Characteristics of Each Stage
- Introduction or launch: The market release of a completely new product or an innovation on an existing one. Sales are low, and their growth is slow.
- Growth: The product begins to be known, and sales experience strong growth. Advertising goes from being informative to being persuasive.
- Maturity: The speed of sales growth stabilizes, and sales remain more or less constant for some time.
- Decline or saturation: Sales fall considerably. The company has to consider whether to relaunch the product or let it cease to exist.
Pricing
The amount of money that the buyer of a certain good or service delivers to the seller in exchange for its acquisition. It is the marketing variable that most quickly influences consumer decisions, which is why its study is so important.
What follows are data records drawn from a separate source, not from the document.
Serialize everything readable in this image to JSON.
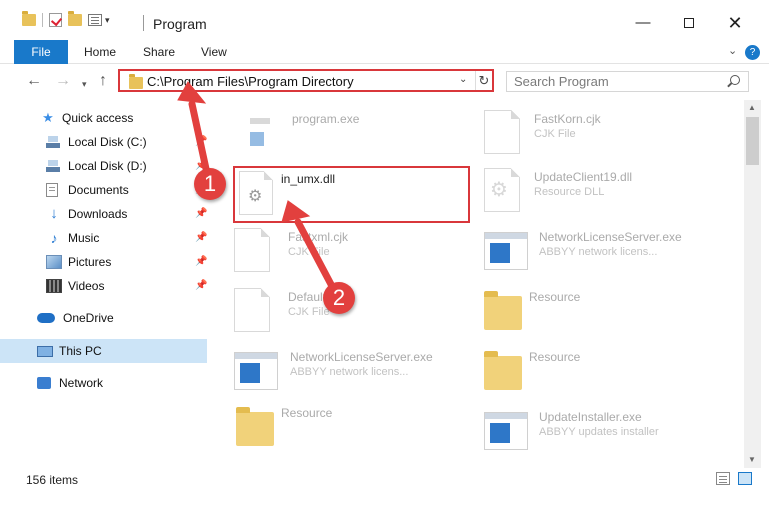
{
  "window": {
    "title": "Program",
    "minimize_glyph": "—",
    "close_glyph": "✕"
  },
  "ribbon": {
    "file_tab": "File",
    "tabs": [
      "Home",
      "Share",
      "View"
    ],
    "help_glyph": "?",
    "expand_glyph": "⌄"
  },
  "navbar": {
    "back_glyph": "←",
    "forward_glyph": "→",
    "recent_glyph": "▾",
    "up_glyph": "↑",
    "address": "C:\\Program Files\\Program Directory",
    "address_dropdown_glyph": "⌄",
    "refresh_glyph": "↻",
    "search_placeholder": "Search Program"
  },
  "sidebar": {
    "items": [
      {
        "label": "Quick access",
        "icon": "star-icon"
      },
      {
        "label": "Local Disk (C:)",
        "icon": "disk-icon",
        "pinned": true
      },
      {
        "label": "Local Disk (D:)",
        "icon": "disk-icon",
        "pinned": true
      },
      {
        "label": "Documents",
        "icon": "documents-icon",
        "pinned": true
      },
      {
        "label": "Downloads",
        "icon": "download-icon",
        "pinned": true
      },
      {
        "label": "Music",
        "icon": "music-icon",
        "pinned": true
      },
      {
        "label": "Pictures",
        "icon": "pictures-icon",
        "pinned": true
      },
      {
        "label": "Videos",
        "icon": "videos-icon",
        "pinned": true
      },
      {
        "label": "OneDrive",
        "icon": "onedrive-icon"
      },
      {
        "label": "This PC",
        "icon": "computer-icon",
        "selected": true
      },
      {
        "label": "Network",
        "icon": "network-icon"
      }
    ],
    "pin_glyph": "📌"
  },
  "files": [
    {
      "name": "program.exe",
      "desc": "",
      "icon": "exe-icon"
    },
    {
      "name": "FastKorn.cjk",
      "desc": "CJK File",
      "icon": "file-icon"
    },
    {
      "name": "in_umx.dll",
      "desc": "",
      "icon": "dll-icon",
      "highlighted": true
    },
    {
      "name": "UpdateClient19.dll",
      "desc": "Resource DLL",
      "icon": "dll-icon"
    },
    {
      "name": "Fastxml.cjk",
      "desc": "CJK File",
      "icon": "file-icon"
    },
    {
      "name": "NetworkLicenseServer.exe",
      "desc": "ABBYY network licens...",
      "icon": "app-icon"
    },
    {
      "name": "Default.cjk",
      "desc": "CJK File",
      "icon": "file-icon"
    },
    {
      "name": "Resource",
      "desc": "",
      "icon": "folder-icon"
    },
    {
      "name": "NetworkLicenseServer.exe",
      "desc": "ABBYY network licens...",
      "icon": "app-icon"
    },
    {
      "name": "Resource",
      "desc": "",
      "icon": "folder-icon"
    },
    {
      "name": "Resource",
      "desc": "",
      "icon": "folder-icon"
    },
    {
      "name": "UpdateInstaller.exe",
      "desc": "ABBYY updates installer",
      "icon": "app-icon"
    }
  ],
  "status": {
    "item_count": "156 items"
  },
  "annotations": {
    "step1": "1",
    "step2": "2",
    "accent_color": "#d9373b"
  }
}
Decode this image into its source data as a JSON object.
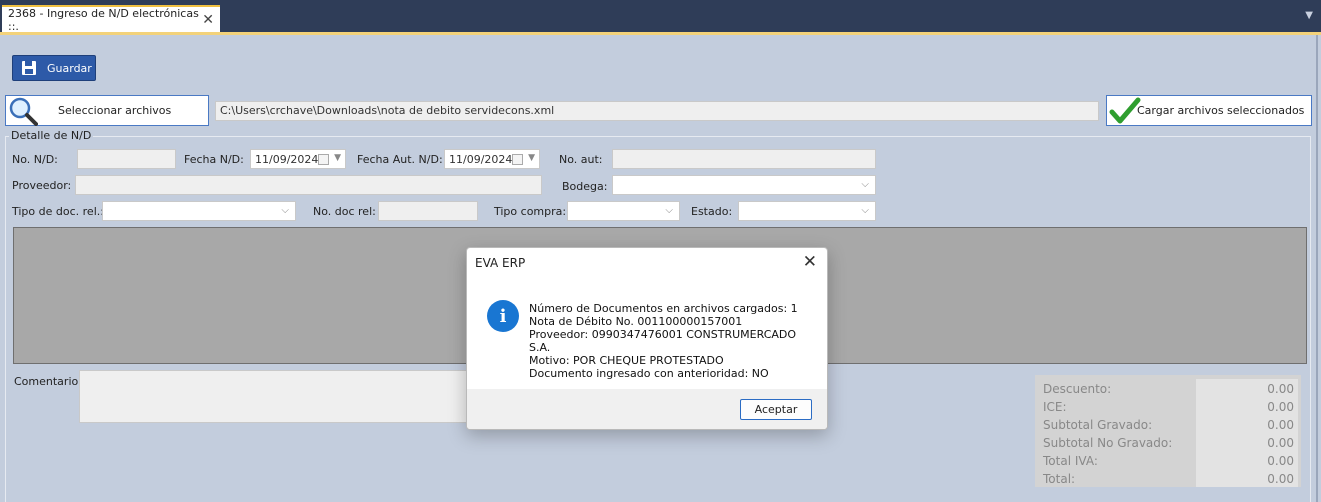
{
  "tab": {
    "title": "2368 - Ingreso de N/D electrónicas ::.",
    "close": "✕",
    "menu": "▼"
  },
  "toolbar": {
    "save_label": "Guardar"
  },
  "files": {
    "select_label": "Seleccionar archivos",
    "path": "C:\\Users\\crchave\\Downloads\\nota de debito servidecons.xml",
    "load_label": "Cargar archivos seleccionados"
  },
  "detail": {
    "legend": "Detalle de N/D",
    "no_nd_label": "No. N/D:",
    "fecha_nd_label": "Fecha N/D:",
    "fecha_nd_value": "11/09/2024",
    "fecha_aut_label": "Fecha Aut. N/D:",
    "fecha_aut_value": "11/09/2024",
    "no_aut_label": "No. aut:",
    "proveedor_label": "Proveedor:",
    "bodega_label": "Bodega:",
    "tipo_doc_label": "Tipo de doc. rel.:",
    "no_doc_rel_label": "No. doc rel:",
    "tipo_compra_label": "Tipo compra:",
    "estado_label": "Estado:"
  },
  "comentario_label": "Comentario:",
  "totals": [
    {
      "label": "Descuento:",
      "value": "0.00"
    },
    {
      "label": "ICE:",
      "value": "0.00"
    },
    {
      "label": "Subtotal Gravado:",
      "value": "0.00"
    },
    {
      "label": "Subtotal No Gravado:",
      "value": "0.00"
    },
    {
      "label": "Total IVA:",
      "value": "0.00"
    },
    {
      "label": "Total:",
      "value": "0.00"
    }
  ],
  "dialog": {
    "title": "EVA ERP",
    "close": "✕",
    "lines": [
      "Número de Documentos en archivos cargados: 1",
      "Nota de Débito No. 001100000157001",
      "Proveedor: 0990347476001 CONSTRUMERCADO S.A.",
      "Motivo: POR CHEQUE PROTESTADO",
      "Documento ingresado con anterioridad: NO"
    ],
    "ok_label": "Aceptar",
    "info_glyph": "i"
  },
  "colors": {
    "accent": "#f3d27a",
    "tab_bar": "#2f3d58",
    "panel": "#c3cddd",
    "info_blue": "#1976d2",
    "check_green": "#2f9e2f"
  }
}
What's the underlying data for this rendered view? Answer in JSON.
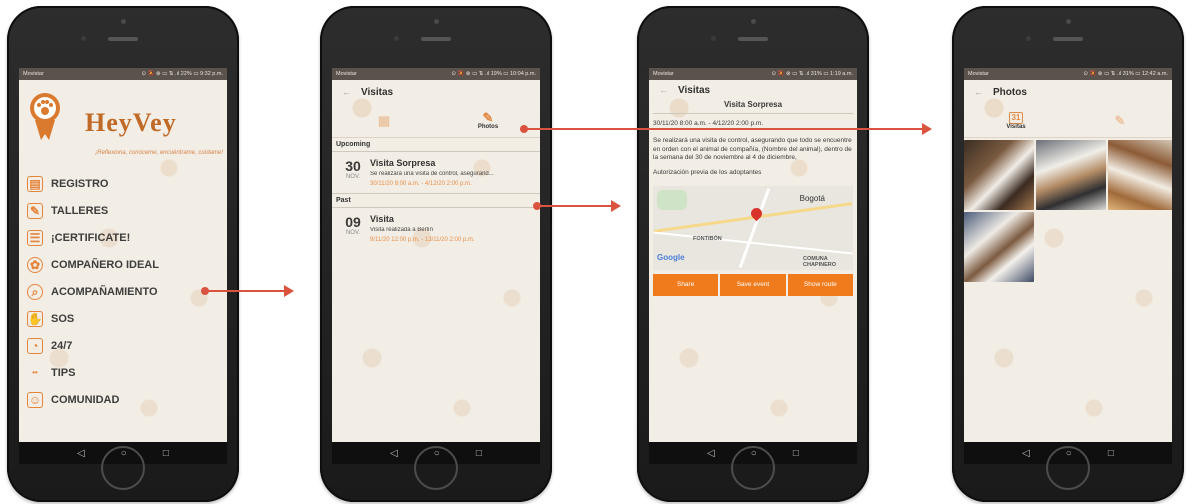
{
  "colors": {
    "accent": "#f07b1c",
    "brand": "#c06a27",
    "arrow": "#d9533f",
    "screen_bg": "#f2ede5"
  },
  "screens": {
    "home": {
      "status": {
        "carrier": "Movistar",
        "right": "⊙ 🔕 ⊗ ▭ ⇅ .ıl 22% ▭ 9:32 p.m."
      },
      "brand": "HeyVey",
      "tagline": "¡Reflexiona, conóceme, encuéntrame, cuídame!",
      "menu": [
        {
          "label": "REGISTRO",
          "icon": "id-card-icon"
        },
        {
          "label": "TALLERES",
          "icon": "notes-icon"
        },
        {
          "label": "¡CERTIFICATE!",
          "icon": "certificate-icon"
        },
        {
          "label": "COMPAÑERO IDEAL",
          "icon": "dog-face-icon"
        },
        {
          "label": "ACOMPAÑAMIENTO",
          "icon": "search-paw-icon"
        },
        {
          "label": "SOS",
          "icon": "sos-icon"
        },
        {
          "label": "24/7",
          "icon": "clock-hand-icon"
        },
        {
          "label": "TIPS",
          "icon": "tips-icon"
        },
        {
          "label": "COMUNIDAD",
          "icon": "community-icon"
        }
      ]
    },
    "visits": {
      "status": {
        "carrier": "Movistar",
        "right": "⊙ 🔕 ⊗ ▭ ⇅ .ıl 19% ▭ 10:04 p.m."
      },
      "title": "Visitas",
      "tab_photos": "Photos",
      "section_upcoming": "Upcoming",
      "section_past": "Past",
      "events": [
        {
          "day": "30",
          "month": "NOV.",
          "title": "Visita Sorpresa",
          "desc": "Se realizará una visita de control, asegurand...",
          "time": "30/11/20 8:00 a.m. - 4/12/20 2:00 p.m."
        },
        {
          "day": "09",
          "month": "NOV.",
          "title": "Visita",
          "desc": "Visita realizada a Berlín",
          "time": "9/11/20 12:00 p.m. - 13/11/20 2:00 p.m."
        }
      ]
    },
    "detail": {
      "status": {
        "carrier": "Movistar",
        "right": "⊙ 🔕 ⊗ ▭ ⇅ .ıl 31% ▭ 1:19 a.m."
      },
      "title": "Visitas",
      "event_title": "Visita Sorpresa",
      "range": "30/11/20 8:00 a.m. - 4/12/20 2:00 p.m.",
      "description": "Se realizará una visita de control, asegurando que todo se encuentre en orden con el animal de compañía, (Nombre del animal), dentro de la semana del 30 de noviembre al 4 de diciembre,",
      "authorization": "Autorización previa de los adoptantes",
      "map": {
        "city": "Bogotá",
        "district": "FONTIBÓN",
        "commune": "COMUNA CHAPINERO",
        "attribution": "Google"
      },
      "buttons": {
        "share": "Share",
        "save": "Save event",
        "route": "Show route"
      }
    },
    "photos": {
      "status": {
        "carrier": "Movistar",
        "right": "⊙ 🔕 ⊗ ▭ ⇅ .ıl 31% ▭ 12:42 a.m."
      },
      "title": "Photos",
      "tab_visits": "Visitas",
      "tab_calendar_day": "31",
      "photo_count": 4
    }
  },
  "nav": {
    "back": "◁",
    "home": "○",
    "recent": "□"
  }
}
It depends on many factors: product cost, market demand, competition, the phase of the life cycle in which the product is, etc.
Pricing Techniques
Based on economic theory: Objective: Maximize revenue. There is a direct relationship between price and quantity offered. There is an inverse relationship between price and quantity demanded. Depending on the price elasticity of demand, the company may be interested in lowering or raising its prices to achieve the objective of maximizing revenue.
Based on costs: Consists of adding a certain profit margin to the cost of the product. It is simpler than the previous method since the information needed is more accessible to the company.
Based on competition: With the previous method, you have an idea of around what figures our price should be, but the exact figure is decided by studying the prices of the competition.